Result: A value from the binomial distribution with the given probability and number of trials. A new random deviate is generated each time step.
The binomial distribution describes the probability of a given number of positive outcomes occurring when a number n of trials are carried out, each with a certain probability p of a positive outcome.
Result: A value from the Poisson distribution with the given mean. A new random deviate is generated each time step.
The poisson distribution describes the probability of a given number of positive outcomes occurring in the limiting case of the binomial distribution, i.e., with very many trials each with a very small chance of a positive outcome.
Result: A random sample from a Gaussian (normal) distribution, with the supplied mean and standard deviation.
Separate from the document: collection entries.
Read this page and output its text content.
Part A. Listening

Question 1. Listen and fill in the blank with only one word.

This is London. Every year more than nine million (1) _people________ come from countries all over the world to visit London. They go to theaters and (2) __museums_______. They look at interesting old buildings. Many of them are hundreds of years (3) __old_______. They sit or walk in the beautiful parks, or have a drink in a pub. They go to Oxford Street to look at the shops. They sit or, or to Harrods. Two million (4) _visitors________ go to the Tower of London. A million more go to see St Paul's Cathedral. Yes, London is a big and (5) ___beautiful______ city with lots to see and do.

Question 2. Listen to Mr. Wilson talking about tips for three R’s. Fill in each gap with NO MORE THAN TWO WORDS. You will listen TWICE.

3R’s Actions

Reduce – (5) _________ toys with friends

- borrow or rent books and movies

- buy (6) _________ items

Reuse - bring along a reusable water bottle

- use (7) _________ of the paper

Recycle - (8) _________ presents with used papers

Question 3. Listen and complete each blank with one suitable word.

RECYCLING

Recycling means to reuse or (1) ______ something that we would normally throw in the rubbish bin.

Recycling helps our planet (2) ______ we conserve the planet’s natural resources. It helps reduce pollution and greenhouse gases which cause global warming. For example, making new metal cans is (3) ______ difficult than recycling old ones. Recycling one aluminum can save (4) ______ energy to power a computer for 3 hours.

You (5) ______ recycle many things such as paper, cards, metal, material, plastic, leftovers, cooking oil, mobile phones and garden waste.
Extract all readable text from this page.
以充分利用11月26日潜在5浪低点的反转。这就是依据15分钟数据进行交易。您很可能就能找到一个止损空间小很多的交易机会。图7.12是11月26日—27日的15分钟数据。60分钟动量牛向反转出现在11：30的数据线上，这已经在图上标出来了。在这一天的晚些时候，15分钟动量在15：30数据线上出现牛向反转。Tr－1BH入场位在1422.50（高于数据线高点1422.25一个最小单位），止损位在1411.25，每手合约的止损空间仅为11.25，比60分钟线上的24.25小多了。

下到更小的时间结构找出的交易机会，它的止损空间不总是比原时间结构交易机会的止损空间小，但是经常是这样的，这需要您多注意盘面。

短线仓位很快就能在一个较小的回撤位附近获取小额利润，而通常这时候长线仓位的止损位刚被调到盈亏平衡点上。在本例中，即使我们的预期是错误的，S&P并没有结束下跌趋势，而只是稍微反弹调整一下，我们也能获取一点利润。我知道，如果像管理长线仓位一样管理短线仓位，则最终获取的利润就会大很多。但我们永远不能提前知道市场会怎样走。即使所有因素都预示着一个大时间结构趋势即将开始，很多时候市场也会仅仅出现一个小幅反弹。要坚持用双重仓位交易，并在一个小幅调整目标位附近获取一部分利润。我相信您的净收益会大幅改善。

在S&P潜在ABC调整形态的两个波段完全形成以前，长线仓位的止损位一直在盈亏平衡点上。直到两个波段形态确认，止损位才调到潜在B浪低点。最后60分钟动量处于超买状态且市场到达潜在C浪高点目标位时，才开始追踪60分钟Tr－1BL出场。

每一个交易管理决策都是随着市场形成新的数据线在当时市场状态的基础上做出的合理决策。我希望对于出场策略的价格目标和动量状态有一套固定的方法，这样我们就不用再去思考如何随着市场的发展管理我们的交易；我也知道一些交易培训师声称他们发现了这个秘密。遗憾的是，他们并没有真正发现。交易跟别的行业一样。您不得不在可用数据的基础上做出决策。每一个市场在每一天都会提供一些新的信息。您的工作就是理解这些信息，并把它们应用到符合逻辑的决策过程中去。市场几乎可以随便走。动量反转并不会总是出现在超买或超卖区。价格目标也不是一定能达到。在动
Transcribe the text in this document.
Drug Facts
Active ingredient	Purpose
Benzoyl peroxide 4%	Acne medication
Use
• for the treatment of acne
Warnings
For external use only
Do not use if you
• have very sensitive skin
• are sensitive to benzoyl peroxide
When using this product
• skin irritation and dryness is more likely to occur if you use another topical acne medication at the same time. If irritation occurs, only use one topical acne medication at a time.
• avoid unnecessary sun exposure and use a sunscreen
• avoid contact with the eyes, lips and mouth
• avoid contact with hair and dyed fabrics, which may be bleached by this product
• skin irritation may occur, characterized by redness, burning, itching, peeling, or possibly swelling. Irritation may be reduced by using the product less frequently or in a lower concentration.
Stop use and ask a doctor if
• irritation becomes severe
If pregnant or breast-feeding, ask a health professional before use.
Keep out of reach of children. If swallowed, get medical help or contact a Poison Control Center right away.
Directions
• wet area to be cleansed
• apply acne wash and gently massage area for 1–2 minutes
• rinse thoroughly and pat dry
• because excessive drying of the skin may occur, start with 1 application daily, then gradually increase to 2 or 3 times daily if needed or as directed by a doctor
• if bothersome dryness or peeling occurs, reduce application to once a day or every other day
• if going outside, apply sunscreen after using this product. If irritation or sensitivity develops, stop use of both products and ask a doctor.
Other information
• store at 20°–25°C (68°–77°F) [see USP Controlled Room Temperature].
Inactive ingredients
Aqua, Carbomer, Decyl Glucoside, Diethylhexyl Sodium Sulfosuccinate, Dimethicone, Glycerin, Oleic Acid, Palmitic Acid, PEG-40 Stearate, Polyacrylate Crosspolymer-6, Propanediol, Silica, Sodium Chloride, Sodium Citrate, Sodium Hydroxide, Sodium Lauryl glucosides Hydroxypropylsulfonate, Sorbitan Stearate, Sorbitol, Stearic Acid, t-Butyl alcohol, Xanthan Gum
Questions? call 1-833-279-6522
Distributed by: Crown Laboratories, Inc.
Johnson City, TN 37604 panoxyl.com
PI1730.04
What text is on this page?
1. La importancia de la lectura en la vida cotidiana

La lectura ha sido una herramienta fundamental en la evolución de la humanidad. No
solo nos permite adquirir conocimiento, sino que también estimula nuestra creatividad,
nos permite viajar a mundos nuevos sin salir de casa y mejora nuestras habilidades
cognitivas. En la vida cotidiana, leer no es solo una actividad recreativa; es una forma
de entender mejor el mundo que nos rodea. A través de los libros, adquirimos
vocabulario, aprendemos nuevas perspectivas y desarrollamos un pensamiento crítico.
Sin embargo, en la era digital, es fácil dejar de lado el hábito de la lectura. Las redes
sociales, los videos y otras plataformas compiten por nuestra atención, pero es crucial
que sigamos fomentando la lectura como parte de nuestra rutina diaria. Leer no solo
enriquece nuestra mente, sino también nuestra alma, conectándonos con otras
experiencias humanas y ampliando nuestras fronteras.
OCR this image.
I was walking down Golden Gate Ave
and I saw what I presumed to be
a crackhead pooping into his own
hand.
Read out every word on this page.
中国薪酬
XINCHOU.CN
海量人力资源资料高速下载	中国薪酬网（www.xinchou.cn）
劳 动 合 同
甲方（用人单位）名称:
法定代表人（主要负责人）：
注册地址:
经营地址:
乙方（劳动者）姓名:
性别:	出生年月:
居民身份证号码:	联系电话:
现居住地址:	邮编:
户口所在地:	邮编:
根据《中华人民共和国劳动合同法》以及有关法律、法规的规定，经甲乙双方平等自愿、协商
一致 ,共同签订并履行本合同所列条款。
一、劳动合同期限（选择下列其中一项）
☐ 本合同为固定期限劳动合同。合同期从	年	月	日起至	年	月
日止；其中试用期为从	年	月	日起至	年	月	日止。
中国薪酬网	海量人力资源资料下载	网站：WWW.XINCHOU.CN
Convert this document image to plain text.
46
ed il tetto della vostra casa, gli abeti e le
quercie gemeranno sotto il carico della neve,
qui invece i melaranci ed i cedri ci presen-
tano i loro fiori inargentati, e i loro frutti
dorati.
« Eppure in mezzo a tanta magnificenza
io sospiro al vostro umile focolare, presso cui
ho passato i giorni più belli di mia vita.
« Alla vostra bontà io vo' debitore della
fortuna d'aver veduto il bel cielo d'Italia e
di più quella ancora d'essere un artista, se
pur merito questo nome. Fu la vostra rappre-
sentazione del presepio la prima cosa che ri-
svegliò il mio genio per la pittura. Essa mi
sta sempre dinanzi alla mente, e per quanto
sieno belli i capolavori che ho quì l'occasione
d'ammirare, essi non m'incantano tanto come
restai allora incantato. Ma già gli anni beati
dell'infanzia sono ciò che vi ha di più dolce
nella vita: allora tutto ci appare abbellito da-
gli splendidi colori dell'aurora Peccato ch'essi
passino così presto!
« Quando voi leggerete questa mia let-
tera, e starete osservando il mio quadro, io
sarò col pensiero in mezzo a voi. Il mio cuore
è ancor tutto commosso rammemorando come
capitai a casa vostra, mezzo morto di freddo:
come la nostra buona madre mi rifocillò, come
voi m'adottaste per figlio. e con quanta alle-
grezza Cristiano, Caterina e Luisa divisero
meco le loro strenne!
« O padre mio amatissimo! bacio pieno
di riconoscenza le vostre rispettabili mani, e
A new random sample is generated each time step.
This function is implemented using a pseudo-random sequence generator; notes regarding its behaviour can be found in the documentation for the rand_var function.
Returns the value the argument had when first used, i.e., on model reset or when the submodel instance containing this equation was created.
at_init(X) creates an implicit intermediate result, which has the same dimensions as its argument. So if this result is implicitly replicated elsewhere in the equation, the same value will be used each time. See makearray for behaviour in explicit replication.
Takes an array of numeric values, and returns an array with the ranks of the corresponding elements in the argument. This is 1 for the largest element, and equal to the size of the array for the smallest.